Mario Cuenca Sandoval
No hay centenario que celebrar, ni aureola mítica que vampirizar, y sin embargo aquí está el compositor francés Olivier Messiaen (1908-1992), organista y ornitólogo metafísico, católico y vanguardista sin paradoja, protagonizando la nueva novela de Mario Cuenca Sandoval (Sabadell, 1975), El don de la fiebre, su cuarta maravilla en una década. Messiaen tuvo una vida marcada por la muerte de la madre, la locura y muerte de su primera esposa, y la relación con su segunda esposa, la brillante pianista Yvonne Loriod, 15 años menor. Sobre todo, creyó en Dios y poseyó oído absoluto, ese atributo que sume al individuo en un paisaje sonoro milimétrico. No fue valiente durante la II Guerra Mundial y, con los años y la fama, fantaseó más de la cuenta al recordar el instante decisivo de su existencia: el estreno, en 1941, del Cuarteto para el fin del tiempo, acontecimiento que tuvo lugar durante su internamiento en un campo de prisioneros nazi, en Polonia, allí donde el frío o el hambre pesaban más que los escrúpulos de los captores en su trato con un músico reconocido, francés, sin sombra de judaísmo. Cultivador temprano de la armonía modal, acabó sus días sosteniendo que las armonías del canto de los pájaros poseían una riqueza inaprensible para las convenciones de la gramática musical inventada por los hombres.Cuenca Sandoval imagina a Messiaen en su cama del hospital, en 1992, esperando la muerte; no creo que sea spoiler decir que un protagonista histórico muere, como todos morimos, y que las últimas veinte páginas del libro recrean ese tránsito con la potencia sinfónica de lo perdurable. La muerte, como el autoconocimiento, es un territorio que exploran la imaginación y la memoria, convocadas por un sistema nervioso que “se enrosca sobre sí”. El don de la fiebre imagina el instante de la muerte como una superposición de tiempos y emociones, o quizás mejor como un no-tiempo, una alternativa a la inapelable lógica del tiempo. Eso es Dios para la música de Messiaen o la teología de Ratzinger; en eso consiste “levantar el vuelo” para el autor de esta novela. Que todo quepa en una sola palabra, en una “sinfonía de luz”.
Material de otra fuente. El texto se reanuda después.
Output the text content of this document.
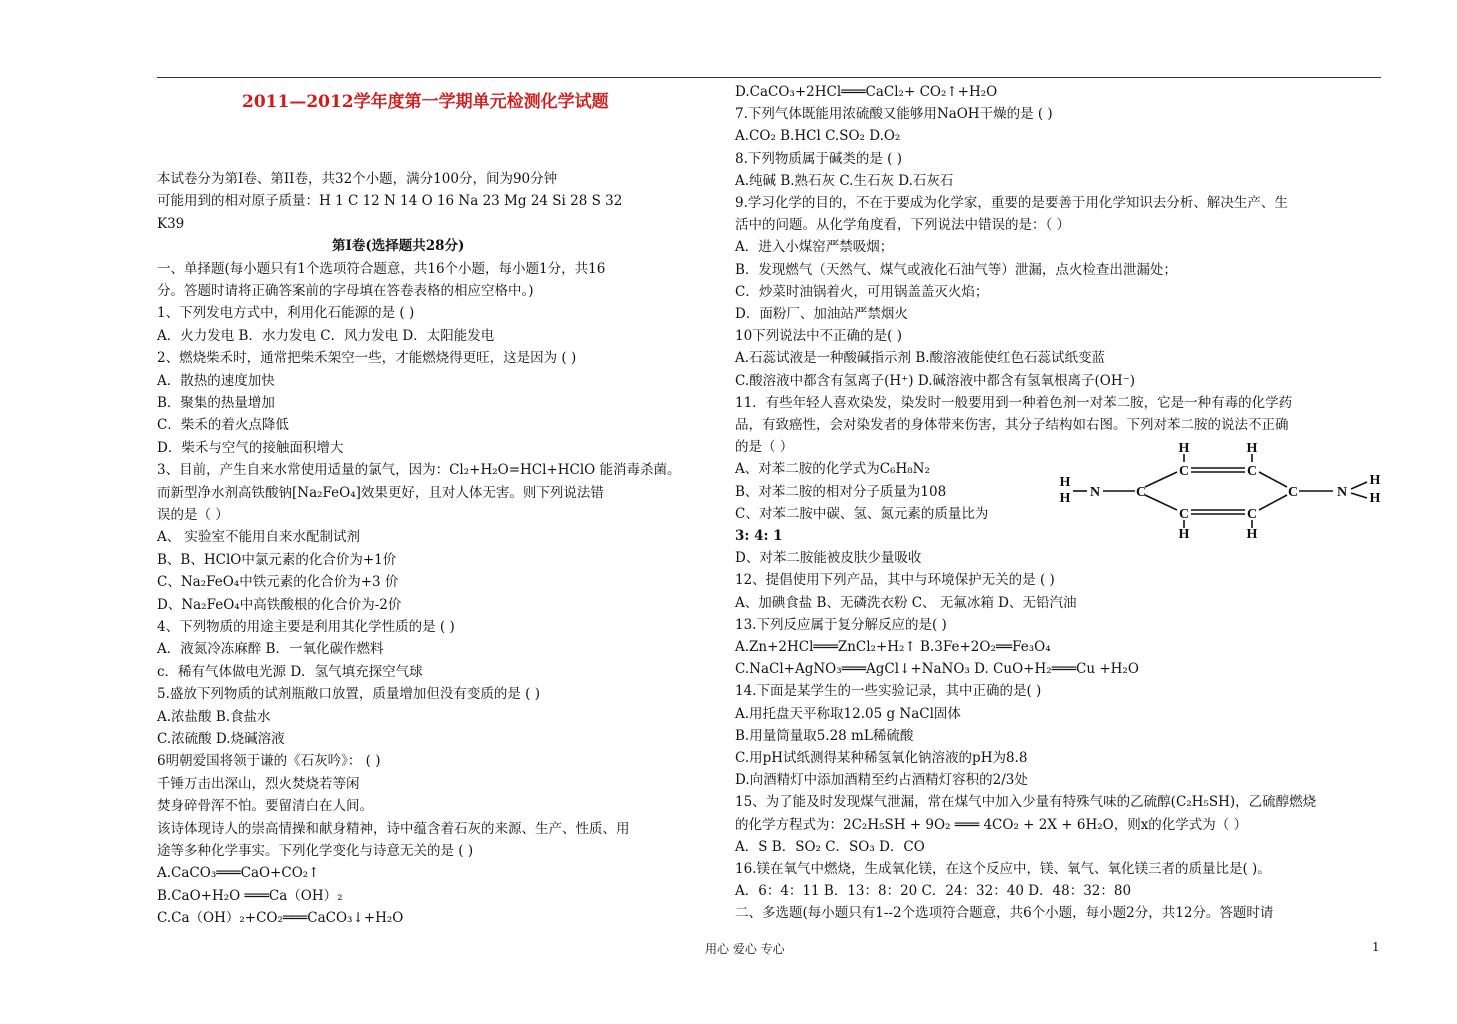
2011—2012学年度第一学期单元检测化学试题
本试卷分为第I卷、第II卷，共32个小题，满分100分，间为90分钟
可能用到的相对原子质量：H 1 C 12 N 14 O 16 Na 23 Mg 24 Si 28 S 32
K39
第Ⅰ卷(选择题共28分)
一、单择题(每小题只有1个选项符合题意，共16个小题，每小题1分，共16
分。答题时请将正确答案前的字母填在答卷表格的相应空格中。)
1、下列发电方式中，利用化石能源的是 ( )
A．火力发电 B．水力发电 C．风力发电 D．太阳能发电
2、燃烧柴禾时，通常把柴禾架空一些，才能燃烧得更旺，这是因为 ( )
A．散热的速度加快
B．聚集的热量增加
C．柴禾的着火点降低
D．柴禾与空气的接触面积增大
3、目前，产生自来水常使用适量的氯气，因为：Cl₂+H₂O=HCl+HClO 能消毒杀菌。
而新型净水剂高铁酸钠[Na₂FeO₄]效果更好，且对人体无害。则下列说法错
误的是（ ）
A、 实验室不能用自来水配制试剂
B、B、HClO中氯元素的化合价为+1价
C、Na₂FeO₄中铁元素的化合价为+3 价
D、Na₂FeO₄中高铁酸根的化合价为-2价
4、下列物质的用途主要是利用其化学性质的是 ( )
A．液氮冷冻麻醉 B．一氧化碳作燃料
c．稀有气体做电光源 D．氢气填充探空气球
5.盛放下列物质的试剂瓶敞口放置，质量增加但没有变质的是 ( )
A.浓盐酸 B.食盐水
C.浓硫酸 D.烧碱溶液
6明朝爱国将领于谦的《石灰吟》： ( )
千锤万击出深山，烈火焚烧若等闲
焚身碎骨浑不怕。要留清白在人间。
该诗体现诗人的崇高情操和献身精神，诗中蕴含着石灰的来源、生产、性质、用
途等多种化学事实。下列化学变化与诗意无关的是 ( )
A.CaCO₃═══CaO+CO₂↑
B.CaO+H₂O ═══Ca（OH）₂
C.Ca（OH）₂+CO₂═══CaCO₃↓+H₂O
D.CaCO₃+2HCl═══CaCl₂+ CO₂↑+H₂O
7.下列气体既能用浓硫酸又能够用NaOH干燥的是 ( )
A.CO₂ B.HCl C.SO₂ D.O₂
8.下列物质属于碱类的是 ( )
A.纯碱 B.熟石灰 C.生石灰 D.石灰石
9.学习化学的目的，不在于要成为化学家，重要的是要善于用化学知识去分析、解决生产、生
活中的问题。从化学角度看，下列说法中错误的是：（ ）
A．进入小煤窑严禁吸烟；
B．发现燃气（天然气、煤气或液化石油气等）泄漏，点火检查出泄漏处；
C．炒菜时油锅着火，可用锅盖盖灭火焰；
D．面粉厂、加油站严禁烟火
10下列说法中不正确的是( )
A.石蕊试液是一种酸碱指示剂 B.酸溶液能使红色石蕊试纸变蓝
C.酸溶液中都含有氢离子(H⁺) D.碱溶液中都含有氢氧根离子(OH⁻)
11．有些年轻人喜欢染发，染发时一般要用到一种着色剂一对苯二胺，它是一种有毒的化学药
品，有致癌性，会对染发者的身体带来伤害，其分子结构如右图。下列对苯二胺的说法不正确
的是（ ）
A、对苯二胺的化学式为C₆H₈N₂
B、对苯二胺的相对分子质量为108
C、对苯二胺中碳、氢、氮元素的质量比为
3: 4: 1
D、对苯二胺能被皮肤少量吸收
12、提倡使用下列产品，其中与环境保护无关的是 ( )
A、加碘食盐 B、无磷洗衣粉 C、 无氟冰箱 D、无铅汽油
13.下列反应属于复分解反应的是( )
A.Zn+2HCl═══ZnCl₂+H₂↑ B.3Fe+2O₂══Fe₃O₄
C.NaCl+AgNO₃═══AgCl↓+NaNO₃ D. CuO+H₂═══Cu +H₂O
14.下面是某学生的一些实验记录，其中正确的是( )
A.用托盘天平称取12.05 g NaCl固体
B.用量筒量取5.28 mL稀硫酸
C.用pH试纸测得某种稀氢氧化钠溶液的pH为8.8
D.向酒精灯中添加酒精至约占酒精灯容积的2/3处
15、为了能及时发现煤气泄漏，常在煤气中加入少量有特殊气味的乙硫醇(C₂H₅SH)，乙硫醇燃烧
的化学方程式为：2C₂H₅SH + 9O₂ ═══ 4CO₂ + 2X + 6H₂O，则x的化学式为（ ）
A．S B．SO₂ C．SO₃ D．CO
16.镁在氧气中燃烧，生成氧化镁，在这个反应中，镁、氧气、氧化镁三者的质量比是( )。
A．6：4：11 B．13：8：20 C．24：32：40 D．48：32：80
二、多选题(每小题只有1--2个选项符合题意，共6个小题，每小题2分，共12分。答题时请
H
H N	C
C
C
H
H
C
C
C	N
H
H
H
H
用心 爱心 专心	1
Y entonces el lector entiende definitivamente por qué Mario Cuenca Sandoval ha escogido a Messiaen, un músico sin centenario ni aureola de mito, para narrar su vida en una novela: porque le permite preguntarse sobre el significado de este “mundo lleno de signos”, de analogías y sinestesias, de ruido y música. Preguntarse acerca de Messiaen es preguntarse también acerca de la creación y su relación con la Creación, el arte en relación con el mundo y la naturaleza. ¿Puede la escritura “leer cada uno de los sonidos del mundo”, como ruega el arranque de esta novela?
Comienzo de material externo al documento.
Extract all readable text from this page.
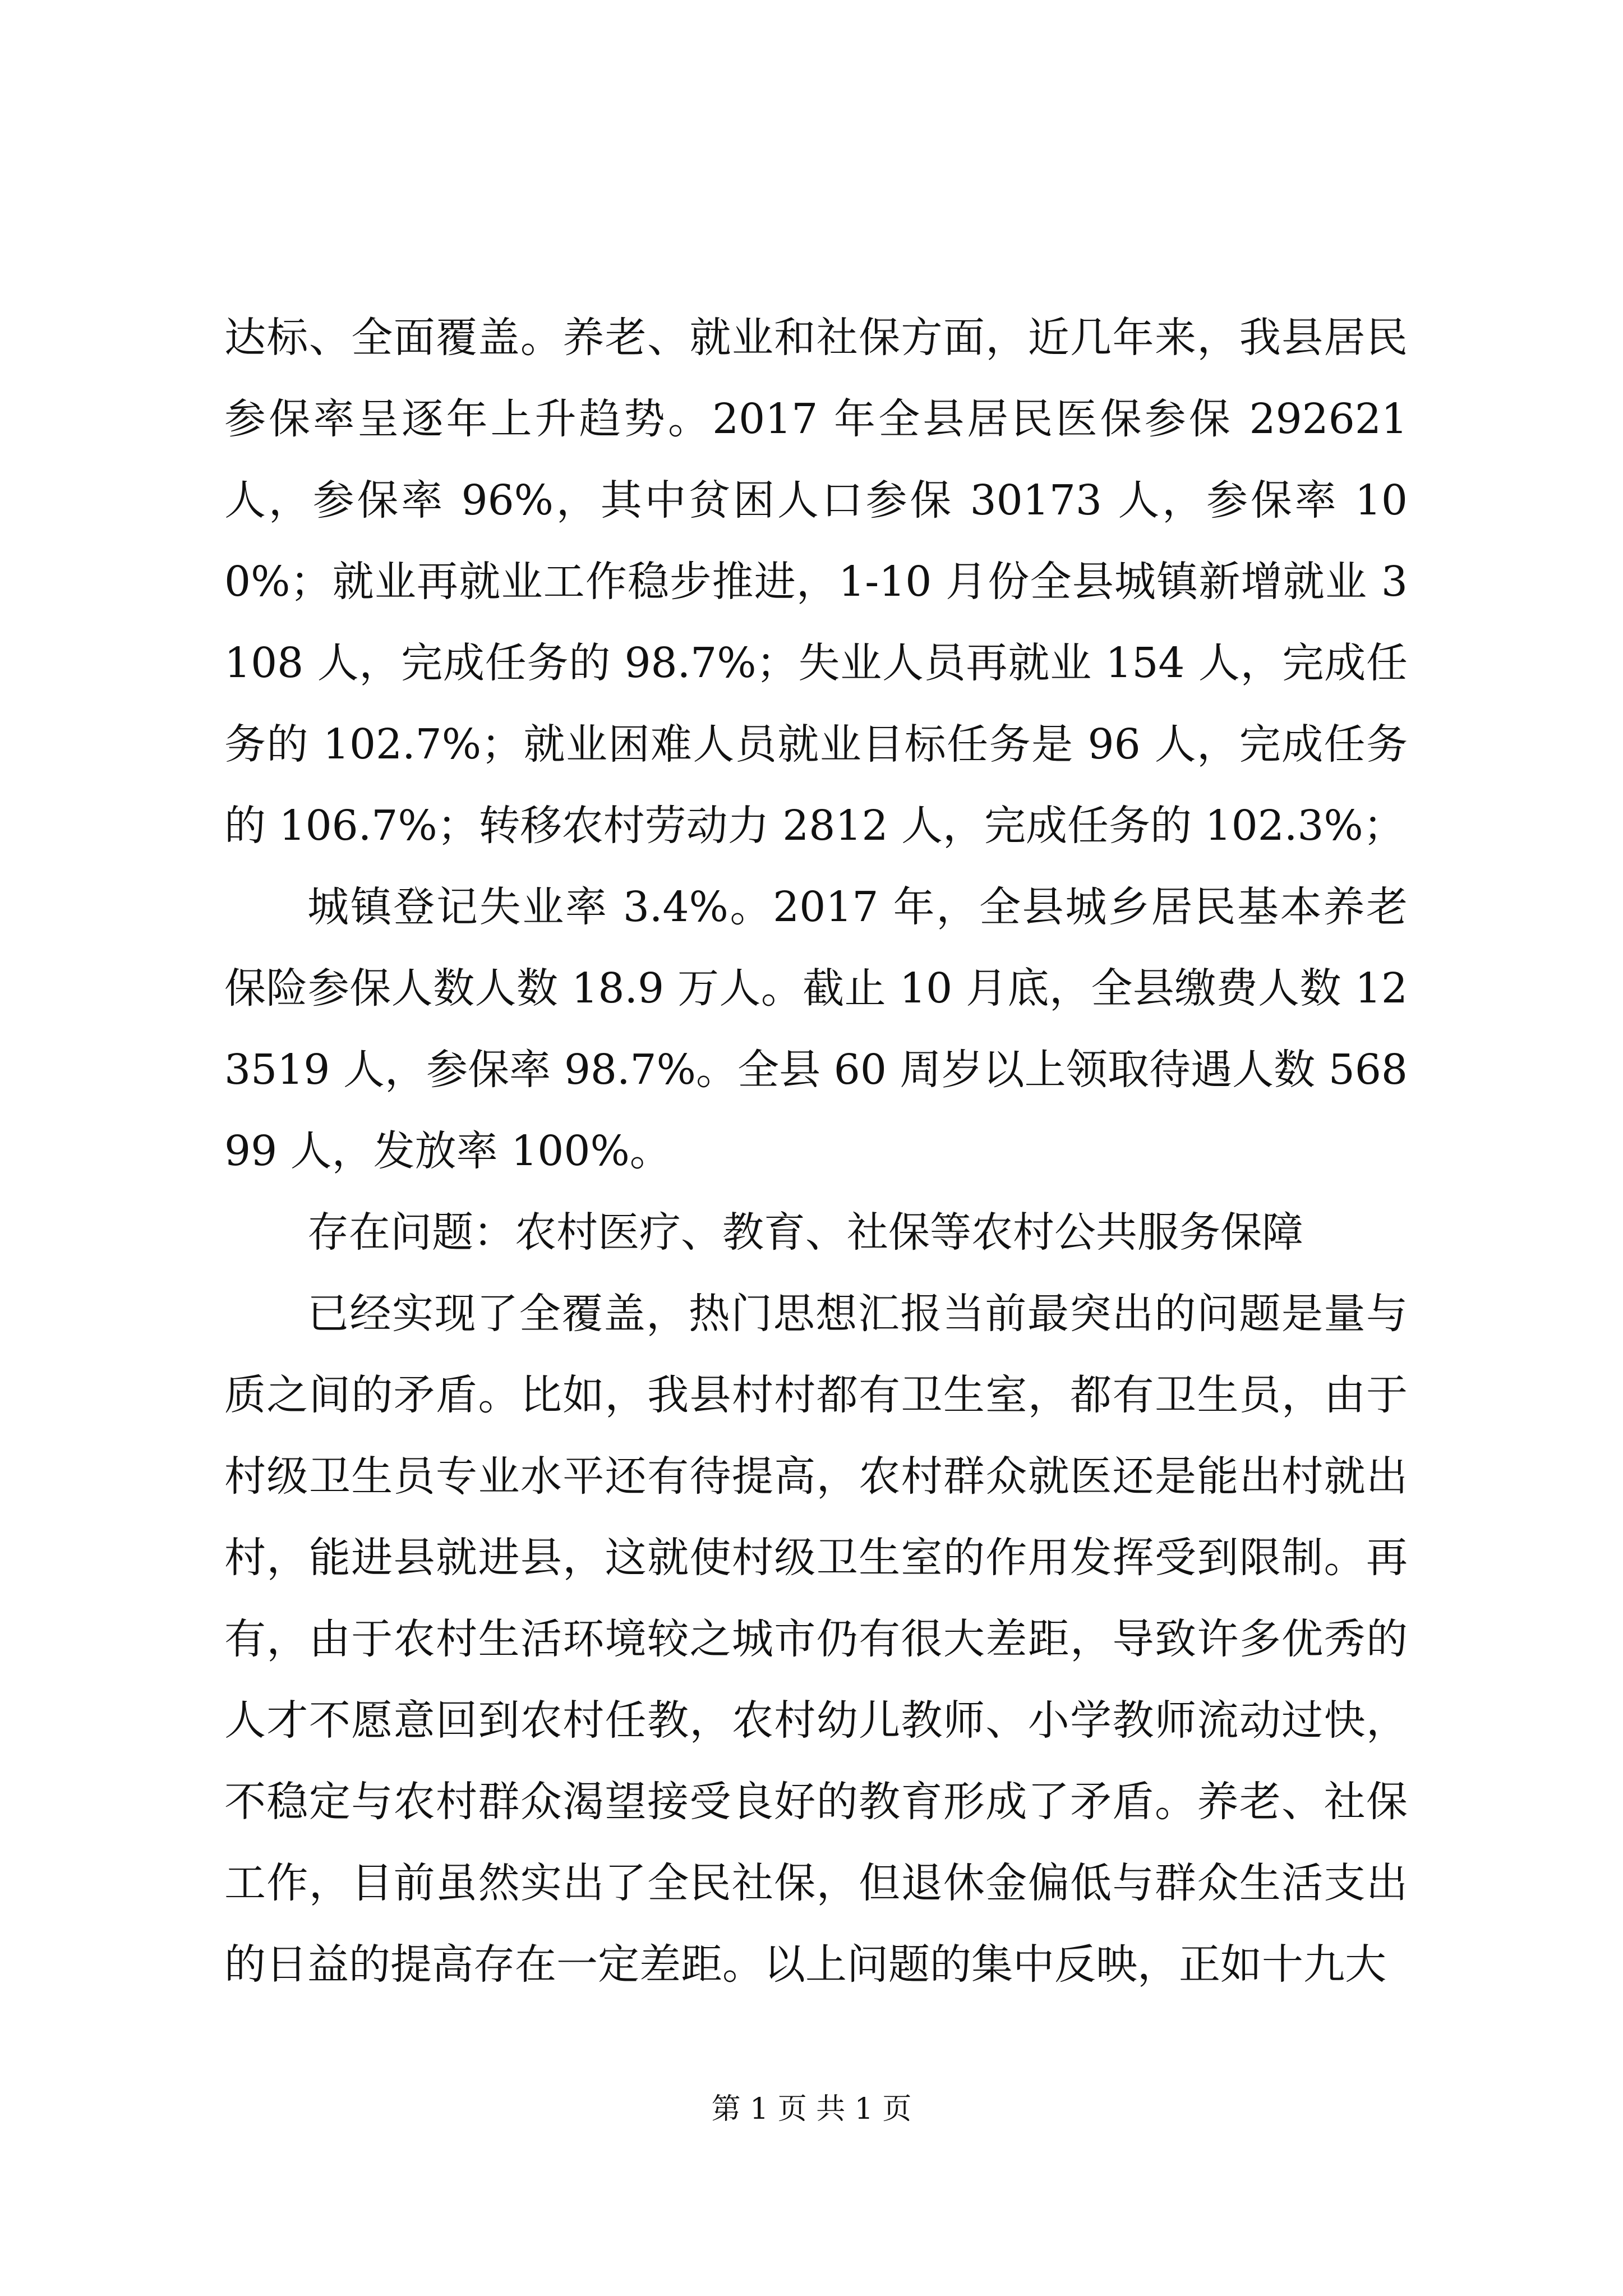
达标、全面覆盖。养老、就业和社保方面，近几年来，我县居民参保率呈逐年上升趋势。2017 年全县居民医保参保 292621 人，参保率 96%，其中贫困人口参保 30173 人，参保率 100%；就业再就业工作稳步推进，1-10 月份全县城镇新增就业 3108 人，完成任务的 98.7%；失业人员再就业 154 人，完成任务的 102.7%；就业困难人员就业目标任务是 96 人，完成任务的 106.7%；转移农村劳动力 2812 人，完成任务的 102.3%；

城镇登记失业率 3.4%。2017 年，全县城乡居民基本养老保险参保人数人数 18.9 万人。截止 10 月底，全县缴费人数 123519 人，参保率 98.7%。全县 60 周岁以上领取待遇人数 56899 人，发放率 100%。

存在问题：农村医疗、教育、社保等农村公共服务保障

已经实现了全覆盖，热门思想汇报当前最突出的问题是量与质之间的矛盾。比如，我县村村都有卫生室，都有卫生员，由于村级卫生员专业水平还有待提高，农村群众就医还是能出村就出村，能进县就进县，这就使村级卫生室的作用发挥受到限制。再有，由于农村生活环境较之城市仍有很大差距，导致许多优秀的人才不愿意回到农村任教，农村幼儿教师、小学教师流动过快，不稳定与农村群众渴望接受良好的教育形成了矛盾。养老、社保工作，目前虽然实出了全民社保，但退休金偏低与群众生活支出的日益的提高存在一定差距。以上问题的集中反映，正如十九大

第 1 页 共 1 页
La ambición de Cuenca Sandoval crece a medida que depura sus estrategias; frente a la estructura simétrica de la excelente Los hemisferios (2014), El don de la fiebre avanza superponiendo planos y lanzando ritornelos inesperados, aunque nunca pierde de vista la claridad cronológica ni la luminosidad estilística. Parte de sus páginas recrea el París ocupado como pocas novelas españolas han sabido hacer (París: Suite 1940 de José Carlos Llop sería una referencia a la altura); sin embargo, aunque el Siglo sea “el otro gran protagonista” del libro, este cuidadoso sentido de lo histórico es solo la piedra de toque para que el tiempo nos arrolle con su certeza y una fe inverosímil en la literatura nos restituya la incerteza.